Free Book(PDF) on Solid State Guitar Amplifiers

Pickups, pedals, amps, cabs, combos

Moderated By: mods

User avatar
westtexasred
Shortscale Cultural Minister
Posts: 16977
Joined: Wed Apr 26, 2006 6:10 pm
Location: Minneapolis

Free Book(PDF) on Solid State Guitar Amplifiers

Post by westtexasred »

This is a new book(2008) 419 page book in PDF formatSolid State Guitar Amplifiers by Teemu Kyttala with loads of info on this sparsely covered subject.

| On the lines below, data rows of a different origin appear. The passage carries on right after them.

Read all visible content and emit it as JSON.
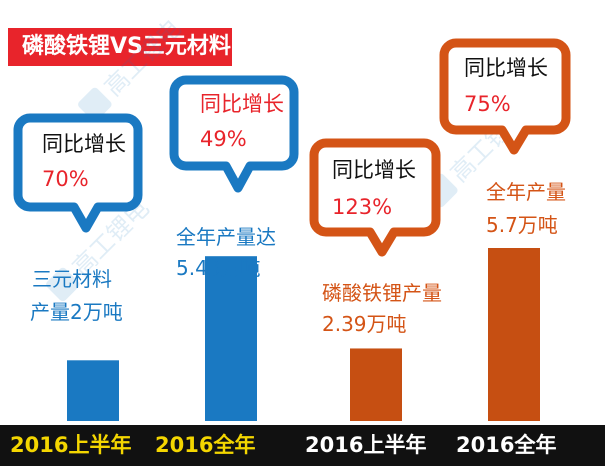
{
  "title": "磷酸铁锂VS三元材料",
  "watermark": "高工锂电",
  "colors": {
    "blue": "#1a79c2",
    "orange": "#d45416",
    "bar_orange": "#c64f12",
    "title_red": "#e8242b",
    "bottom_band": "#111111",
    "yellow": "#f4d600",
    "white": "#ffffff"
  },
  "bubbles": [
    {
      "title": "同比增长",
      "value": "70%"
    },
    {
      "title": "同比增长",
      "value": "49%"
    },
    {
      "title": "同比增长",
      "value": "123%"
    },
    {
      "title": "同比增长",
      "value": "75%"
    }
  ],
  "annotations": [
    {
      "lines": [
        "三元材料",
        "产量2万吨"
      ]
    },
    {
      "lines": [
        "全年产量达",
        "5.43万吨"
      ]
    },
    {
      "lines": [
        "磷酸铁锂产量",
        "2.39万吨"
      ]
    },
    {
      "lines": [
        "全年产量",
        "5.7万吨"
      ]
    }
  ],
  "chart_data": {
    "type": "bar",
    "title": "磷酸铁锂VS三元材料",
    "categories": [
      "2016上半年",
      "2016全年",
      "2016上半年",
      "2016全年"
    ],
    "values": [
      2,
      5.43,
      2.39,
      5.7
    ],
    "unit": "万吨",
    "growth": [
      "70%",
      "49%",
      "123%",
      "75%"
    ],
    "groups": [
      {
        "name": "三元材料",
        "color": "#1a79c2",
        "bars": [
          0,
          1
        ]
      },
      {
        "name": "磷酸铁锂",
        "color": "#c64f12",
        "bars": [
          2,
          3
        ]
      }
    ],
    "ylim": [
      0,
      5.7
    ]
  }
}
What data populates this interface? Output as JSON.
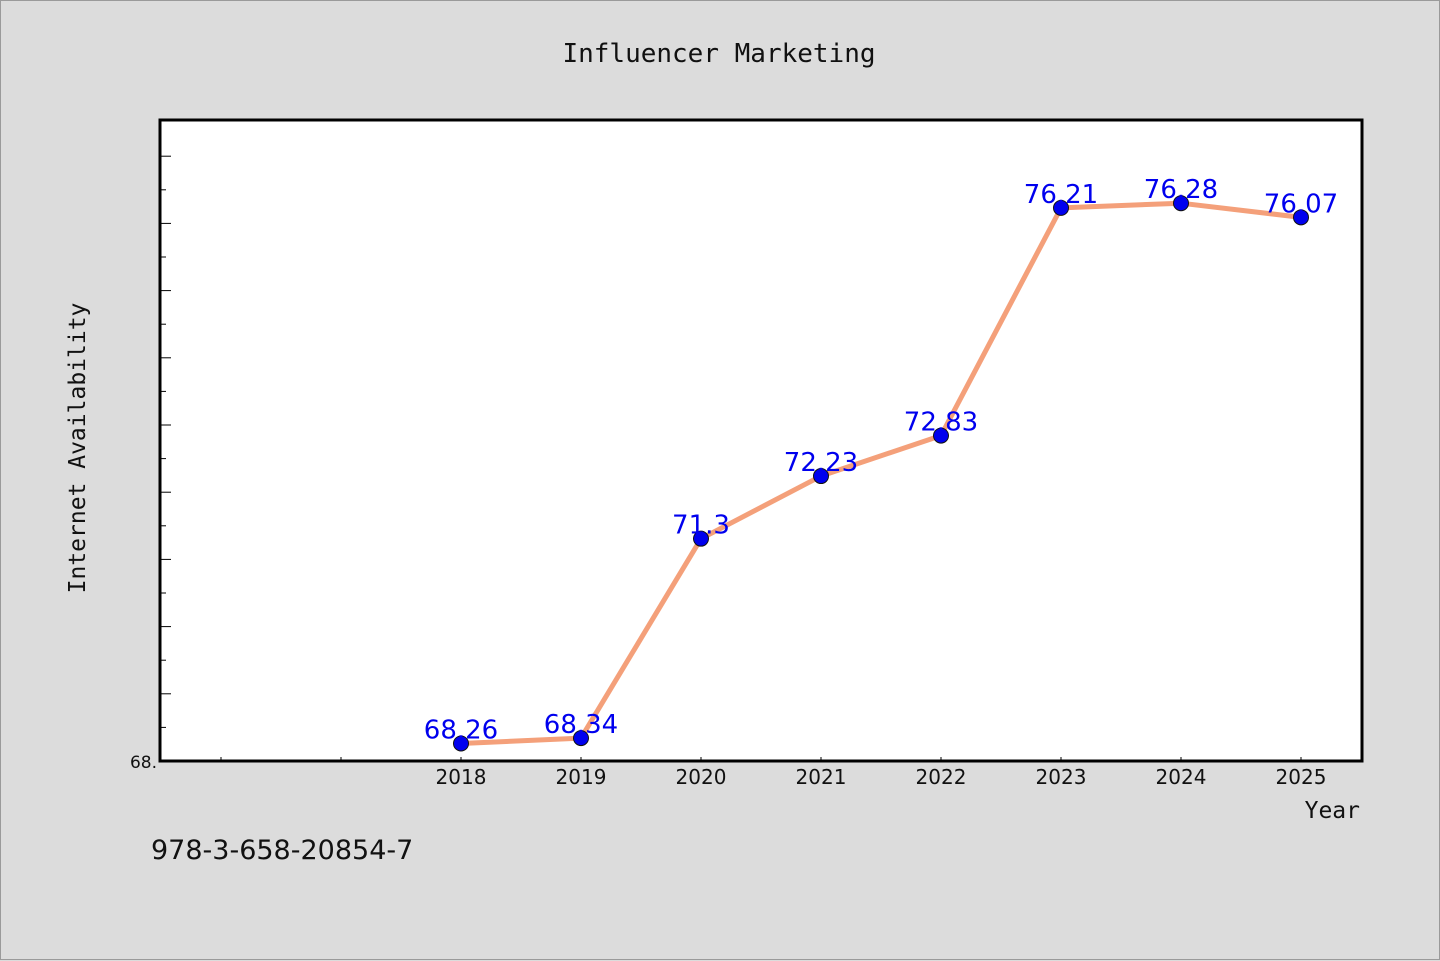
{
  "chart_data": {
    "type": "line",
    "title": "Influencer Marketing",
    "xlabel": "Year",
    "ylabel": "Internet Availability",
    "categories": [
      "2018",
      "2019",
      "2020",
      "2021",
      "2022",
      "2023",
      "2024",
      "2025"
    ],
    "series": [
      {
        "values": [
          68.26,
          68.34,
          71.3,
          72.23,
          72.83,
          76.21,
          76.28,
          76.07
        ],
        "line_color": "#f4a07a",
        "marker_color": "#0000ee"
      }
    ],
    "data_labels": [
      "68.26",
      "68.34",
      "71.3",
      "72.23",
      "72.83",
      "76.21",
      "76.28",
      "76.07"
    ],
    "y_tick_label": "68.",
    "ylim": [
      68.0,
      77.5
    ],
    "grid": false,
    "data_label_color": "#0000ee"
  },
  "footer": {
    "code": "978-3-658-20854-7"
  }
}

Excerpt from the introduction:

"While there is plenty of material written about tube amplifier design solid-state
amplifiers are mostly left ignored. The case is even worse when it comes to solid-state
guitar amplifiers. Fortunately, solid-state and tube amplifier circuits share a lot of
similarities. The theory is – for the most part – interchangeable. However, many
principles used in designing tube amplifiers will not work with transistor circuitry and
if they do, they might provide unsatisfactory results. Claims that a solid-state amplifier
cannot sound as good as a tube amplifier is utterly untrue and mostly heard from the
mouths of three kinds of people: 1) people that have very little or no knowledge about
electronics, 2) tube snobs who persistently claim that all transistor amplifiers must
sound bad, yet would stick a Fuzz Face (or similar) in front of their tube amplifier
without even blinking an eye and 3) experts of tube amplifier circuitry that
unfortunately possess a limited knowledge about solid-state design. While someone
might master tube technology, the truth is that tube- and solid-state circuitry differ a
lot from each other. One should not unreservedly believe statements about transistor
circuitry presented by a tube expert – as one should not unreservedly believe
statements about tube circuitry presented by a solid-state circuitry expert either.
Though the knowledge about both technologies should go hand-in-hand, too often it
doesn’t. Very regrettable thing is that a great deal of highly talented tube guitar
amplifier experts deliberately avoid educating themselves about solid-state as they see
it as an inferior technology."
User avatar
Will
Up on his Whore Lore
Posts: 5328
Joined: Wed Dec 20, 2006 5:40 am
Location: MADTOWN RAT 2011

Post by Will »

Thank you, thank you, thank you. I'm a confirmed solid state fan and have been wanting to build my own amp for the longest time. Hopefully this will make that possible.
benecol

Post by benecol »

NickS to thread...
User avatar
NickS
.
.
Posts: 13769
Joined: Mon Jan 14, 2008 9:08 am
Location: Down at the end, round by a corner

Post by NickS »

Yes, I've built one or two solid-state amps and own a few too. I used to have a tiny Fender Bassman 100-watt transistor amp (XP-3100?) but sold that. The first amp I owned was a WEM PA 100. I currently have two HH VS Musician Reverb 100s in the house (one head, one combo), an HH VS Bassamp combo in the garage and Tim (Benecol) is keeping an HH IC100L for me until he passes this way. I'm quite happy with the HH VS amps; a three-way voicing switch gives quite a variation in character but they can sound Fender clean or Marshall growly at any volume, and they do go LOUD. Must do a demo some time.
benecol

Post by benecol »

NickS wrote:Must do a demo some time.
That's be good - in the short time I spent living around that H/H combo, I was really impressed with the way it sounded.
User avatar
Thomas
.
.
Posts: 3591
Joined: Thu Oct 09, 2008 8:05 am
Location: Glasgow, UK

Post by Thomas »

They are top amps. I think you're the only other person I know of that has one.